S&R Associates has advised Roadstar Infra Investment Trust, an infrastructure investment trust which owns and operates road assets, and its sponsor Roadstar Infra and Roadstar Investment Managers on the distribution and listing in India of 455.4 million InvIT units with face value of Rs100 (US$1.15) each at an enterprise valuation of Rs85.76 billion (US$991m). This unit distribution, pursuant to a private placement by IL&FS Transportation Networks and certain other IL&FS group entities to their respective creditors, is part of the debt resolution framework for Infrastructure Leasing & Financial Services approved by the National Company Law Appellate Tribunal in its orders dated March 12, 2020 and May 31, 2022. Partners Sudip Mahapatra and Swapneil Akut, supported by competition head Simran Dhir and partner Akshat Kulshrestha, led the firm’s team in the transaction.

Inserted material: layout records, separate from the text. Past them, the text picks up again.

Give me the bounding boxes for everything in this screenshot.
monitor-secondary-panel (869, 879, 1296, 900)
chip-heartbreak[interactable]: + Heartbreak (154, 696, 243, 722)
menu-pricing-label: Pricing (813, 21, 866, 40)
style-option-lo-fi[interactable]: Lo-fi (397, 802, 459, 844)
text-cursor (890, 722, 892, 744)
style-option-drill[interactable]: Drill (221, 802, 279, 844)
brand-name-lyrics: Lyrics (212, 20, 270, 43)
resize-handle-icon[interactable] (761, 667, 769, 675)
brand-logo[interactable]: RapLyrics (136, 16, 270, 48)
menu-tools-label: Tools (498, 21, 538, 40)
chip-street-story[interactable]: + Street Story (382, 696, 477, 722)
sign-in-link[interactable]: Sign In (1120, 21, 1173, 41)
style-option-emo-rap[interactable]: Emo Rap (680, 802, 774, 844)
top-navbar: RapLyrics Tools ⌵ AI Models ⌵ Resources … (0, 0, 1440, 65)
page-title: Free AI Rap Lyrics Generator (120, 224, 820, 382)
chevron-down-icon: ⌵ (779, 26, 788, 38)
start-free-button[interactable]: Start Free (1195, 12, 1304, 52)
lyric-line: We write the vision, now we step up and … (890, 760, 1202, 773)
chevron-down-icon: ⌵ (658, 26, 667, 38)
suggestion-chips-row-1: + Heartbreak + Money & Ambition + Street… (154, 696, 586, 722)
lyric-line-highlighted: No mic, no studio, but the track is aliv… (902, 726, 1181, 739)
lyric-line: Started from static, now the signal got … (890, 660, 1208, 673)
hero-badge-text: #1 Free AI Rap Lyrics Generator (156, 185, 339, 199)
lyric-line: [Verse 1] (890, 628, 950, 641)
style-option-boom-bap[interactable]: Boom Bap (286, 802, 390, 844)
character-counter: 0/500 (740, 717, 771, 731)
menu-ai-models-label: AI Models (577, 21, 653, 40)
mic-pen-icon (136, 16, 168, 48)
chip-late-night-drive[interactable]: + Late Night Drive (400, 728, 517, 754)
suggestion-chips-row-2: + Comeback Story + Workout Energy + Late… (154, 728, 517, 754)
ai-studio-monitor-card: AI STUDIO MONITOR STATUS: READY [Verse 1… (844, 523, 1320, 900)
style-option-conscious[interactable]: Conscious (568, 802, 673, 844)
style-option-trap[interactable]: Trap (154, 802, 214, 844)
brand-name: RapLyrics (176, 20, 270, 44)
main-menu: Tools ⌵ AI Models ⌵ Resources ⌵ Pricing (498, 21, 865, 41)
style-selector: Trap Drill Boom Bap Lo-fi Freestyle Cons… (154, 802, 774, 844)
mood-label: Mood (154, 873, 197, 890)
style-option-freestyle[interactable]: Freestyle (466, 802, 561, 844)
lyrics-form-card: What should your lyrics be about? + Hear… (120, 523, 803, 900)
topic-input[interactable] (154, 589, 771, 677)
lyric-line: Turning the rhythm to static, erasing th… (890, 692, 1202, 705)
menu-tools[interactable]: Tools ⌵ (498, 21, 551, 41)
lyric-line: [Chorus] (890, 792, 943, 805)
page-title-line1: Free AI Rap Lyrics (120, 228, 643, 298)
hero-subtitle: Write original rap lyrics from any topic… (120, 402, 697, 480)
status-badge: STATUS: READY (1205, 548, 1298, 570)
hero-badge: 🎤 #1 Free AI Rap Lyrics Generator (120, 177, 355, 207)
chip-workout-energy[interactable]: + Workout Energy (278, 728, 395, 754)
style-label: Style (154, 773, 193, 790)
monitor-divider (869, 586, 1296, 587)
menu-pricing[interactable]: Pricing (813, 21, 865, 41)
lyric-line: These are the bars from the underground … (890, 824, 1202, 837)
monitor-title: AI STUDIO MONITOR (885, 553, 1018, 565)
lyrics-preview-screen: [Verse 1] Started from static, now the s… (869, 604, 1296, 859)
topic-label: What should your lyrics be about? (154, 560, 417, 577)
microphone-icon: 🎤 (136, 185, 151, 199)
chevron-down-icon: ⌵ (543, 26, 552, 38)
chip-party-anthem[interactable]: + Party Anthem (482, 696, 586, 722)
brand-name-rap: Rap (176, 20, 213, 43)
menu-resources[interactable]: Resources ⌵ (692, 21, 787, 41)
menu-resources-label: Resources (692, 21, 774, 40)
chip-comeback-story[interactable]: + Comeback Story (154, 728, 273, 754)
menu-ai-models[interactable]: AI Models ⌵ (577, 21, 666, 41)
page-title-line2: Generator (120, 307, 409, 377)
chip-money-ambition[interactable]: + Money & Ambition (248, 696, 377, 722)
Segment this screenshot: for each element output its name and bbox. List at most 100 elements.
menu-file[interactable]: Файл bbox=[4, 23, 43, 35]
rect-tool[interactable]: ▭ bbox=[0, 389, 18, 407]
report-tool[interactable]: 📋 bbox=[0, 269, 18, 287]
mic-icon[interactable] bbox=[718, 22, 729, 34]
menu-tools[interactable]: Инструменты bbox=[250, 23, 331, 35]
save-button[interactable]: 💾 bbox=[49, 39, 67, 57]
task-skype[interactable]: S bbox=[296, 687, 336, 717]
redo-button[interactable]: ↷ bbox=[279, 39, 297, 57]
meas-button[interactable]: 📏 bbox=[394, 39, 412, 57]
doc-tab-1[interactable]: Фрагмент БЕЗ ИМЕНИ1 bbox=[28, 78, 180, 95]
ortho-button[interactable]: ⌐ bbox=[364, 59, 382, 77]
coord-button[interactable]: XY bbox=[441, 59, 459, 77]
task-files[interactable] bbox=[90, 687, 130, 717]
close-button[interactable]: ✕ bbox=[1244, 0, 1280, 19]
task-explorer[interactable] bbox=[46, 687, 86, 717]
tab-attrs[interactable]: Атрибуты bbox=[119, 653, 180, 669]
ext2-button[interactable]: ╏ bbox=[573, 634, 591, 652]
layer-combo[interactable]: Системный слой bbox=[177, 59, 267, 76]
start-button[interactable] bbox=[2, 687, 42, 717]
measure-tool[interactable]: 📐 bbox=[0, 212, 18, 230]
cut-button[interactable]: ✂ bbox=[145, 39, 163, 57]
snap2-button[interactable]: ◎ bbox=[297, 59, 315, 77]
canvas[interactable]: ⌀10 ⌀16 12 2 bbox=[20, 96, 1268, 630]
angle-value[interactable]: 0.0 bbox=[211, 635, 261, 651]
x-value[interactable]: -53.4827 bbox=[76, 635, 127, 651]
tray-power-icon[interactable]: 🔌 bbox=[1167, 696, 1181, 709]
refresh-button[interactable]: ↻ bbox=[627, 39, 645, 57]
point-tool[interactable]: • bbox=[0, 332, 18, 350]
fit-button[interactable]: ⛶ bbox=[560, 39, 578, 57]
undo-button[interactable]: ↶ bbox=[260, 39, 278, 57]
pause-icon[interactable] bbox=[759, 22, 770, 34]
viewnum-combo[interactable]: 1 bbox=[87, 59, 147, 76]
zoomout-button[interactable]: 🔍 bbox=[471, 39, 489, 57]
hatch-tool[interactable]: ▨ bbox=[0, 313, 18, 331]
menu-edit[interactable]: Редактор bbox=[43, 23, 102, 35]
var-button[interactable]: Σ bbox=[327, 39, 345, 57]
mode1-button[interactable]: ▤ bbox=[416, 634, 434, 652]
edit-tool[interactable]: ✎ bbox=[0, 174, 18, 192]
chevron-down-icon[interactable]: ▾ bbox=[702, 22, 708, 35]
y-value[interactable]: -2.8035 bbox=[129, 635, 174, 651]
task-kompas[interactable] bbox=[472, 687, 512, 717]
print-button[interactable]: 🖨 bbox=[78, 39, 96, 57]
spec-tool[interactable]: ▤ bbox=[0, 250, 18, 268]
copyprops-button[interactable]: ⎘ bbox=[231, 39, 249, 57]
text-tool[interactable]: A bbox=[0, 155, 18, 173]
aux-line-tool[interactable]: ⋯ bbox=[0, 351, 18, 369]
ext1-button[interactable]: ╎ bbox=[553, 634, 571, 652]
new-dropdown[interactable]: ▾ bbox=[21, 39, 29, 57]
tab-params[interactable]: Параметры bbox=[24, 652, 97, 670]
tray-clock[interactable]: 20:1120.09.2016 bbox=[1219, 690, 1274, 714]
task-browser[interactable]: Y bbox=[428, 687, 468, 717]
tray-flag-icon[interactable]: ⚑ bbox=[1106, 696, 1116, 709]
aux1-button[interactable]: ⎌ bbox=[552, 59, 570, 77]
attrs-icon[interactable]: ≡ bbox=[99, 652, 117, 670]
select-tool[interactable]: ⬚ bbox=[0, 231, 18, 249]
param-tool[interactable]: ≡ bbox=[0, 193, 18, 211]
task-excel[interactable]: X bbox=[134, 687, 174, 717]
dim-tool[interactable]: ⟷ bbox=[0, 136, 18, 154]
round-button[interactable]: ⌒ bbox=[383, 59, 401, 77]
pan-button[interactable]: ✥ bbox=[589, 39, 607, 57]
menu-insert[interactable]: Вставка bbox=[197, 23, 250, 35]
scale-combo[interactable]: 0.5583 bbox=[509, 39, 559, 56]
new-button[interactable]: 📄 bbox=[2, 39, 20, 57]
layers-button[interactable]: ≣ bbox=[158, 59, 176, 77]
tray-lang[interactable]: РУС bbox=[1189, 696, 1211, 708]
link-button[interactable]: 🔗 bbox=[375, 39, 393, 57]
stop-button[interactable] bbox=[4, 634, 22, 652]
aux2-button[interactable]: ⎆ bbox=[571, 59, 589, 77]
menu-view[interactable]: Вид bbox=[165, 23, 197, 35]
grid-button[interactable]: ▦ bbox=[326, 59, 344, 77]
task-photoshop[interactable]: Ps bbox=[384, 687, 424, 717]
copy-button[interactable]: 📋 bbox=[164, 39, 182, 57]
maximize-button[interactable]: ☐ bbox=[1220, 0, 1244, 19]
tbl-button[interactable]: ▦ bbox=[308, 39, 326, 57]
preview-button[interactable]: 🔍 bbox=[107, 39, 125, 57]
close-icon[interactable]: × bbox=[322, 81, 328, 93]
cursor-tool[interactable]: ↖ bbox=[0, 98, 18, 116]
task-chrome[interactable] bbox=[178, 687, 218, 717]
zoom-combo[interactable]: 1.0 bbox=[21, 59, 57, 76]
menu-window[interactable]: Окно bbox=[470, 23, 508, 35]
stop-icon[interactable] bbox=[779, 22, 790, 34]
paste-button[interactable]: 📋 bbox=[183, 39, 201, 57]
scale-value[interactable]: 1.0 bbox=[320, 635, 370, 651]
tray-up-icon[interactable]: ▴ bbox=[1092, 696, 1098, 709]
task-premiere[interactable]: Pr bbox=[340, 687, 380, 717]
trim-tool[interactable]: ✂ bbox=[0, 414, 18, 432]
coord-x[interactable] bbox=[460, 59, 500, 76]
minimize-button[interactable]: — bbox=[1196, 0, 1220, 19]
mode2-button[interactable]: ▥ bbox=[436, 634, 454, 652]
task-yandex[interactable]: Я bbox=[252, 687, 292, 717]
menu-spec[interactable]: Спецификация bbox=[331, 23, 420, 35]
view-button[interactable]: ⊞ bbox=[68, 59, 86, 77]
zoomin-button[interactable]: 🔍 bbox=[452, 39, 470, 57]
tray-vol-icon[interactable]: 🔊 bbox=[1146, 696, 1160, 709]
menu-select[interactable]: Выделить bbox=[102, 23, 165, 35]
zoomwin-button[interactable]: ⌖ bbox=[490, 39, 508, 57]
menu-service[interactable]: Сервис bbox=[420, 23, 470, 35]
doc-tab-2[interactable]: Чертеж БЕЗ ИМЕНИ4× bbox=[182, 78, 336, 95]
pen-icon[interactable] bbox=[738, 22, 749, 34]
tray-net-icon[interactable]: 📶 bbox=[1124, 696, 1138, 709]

Trilegal has advised as sole counsel on SGBS Unnati Foundation’s (Unnati) public issuance of zero-coupon-zero-principal instruments (ZCZPs) which were listed in India. This was the first ZCZP issuance after the introduction of UPI as a bidding mechanism for ZCZPs, and saw substantial retail participation, which is a significant milestone for SSE. This also follows the previous public issue of ZCZPs by Unnati, which was the first social stock exchange fund raise undertaken in India, on which the firm advised. Unnati is a Bangalore-based not-for-profit organisation focused on training underprivileged youth and helping them seek gainful employment. The proceeds from the ZCZP issuance are proposed to be deployed towards Unnati’s learning and empowerment program, with the potential to positively impact the lives of approximately 3,000 young individuals. Capital markets partner Richa Choudhary, supported by TMT partner Rahul Matthan, led the firm’s team in the transaction.

TT&A has advised for ORIX Corporation on its investment in convertible notes issued by AM Green (Luxembourg), the parent company of AM Green (AMG), and on the sale of minority interest in Greenko Energy Holdings to AM Green Power, a wholly-owned subsidiary of AMG. Partners Dushyant Bagga and Sonam Mathur led the firm’s team in the transaction, while Linklaters acted as corporate counsel. Cyril Amarchand Mangaldas acted as corporate and competition counsel.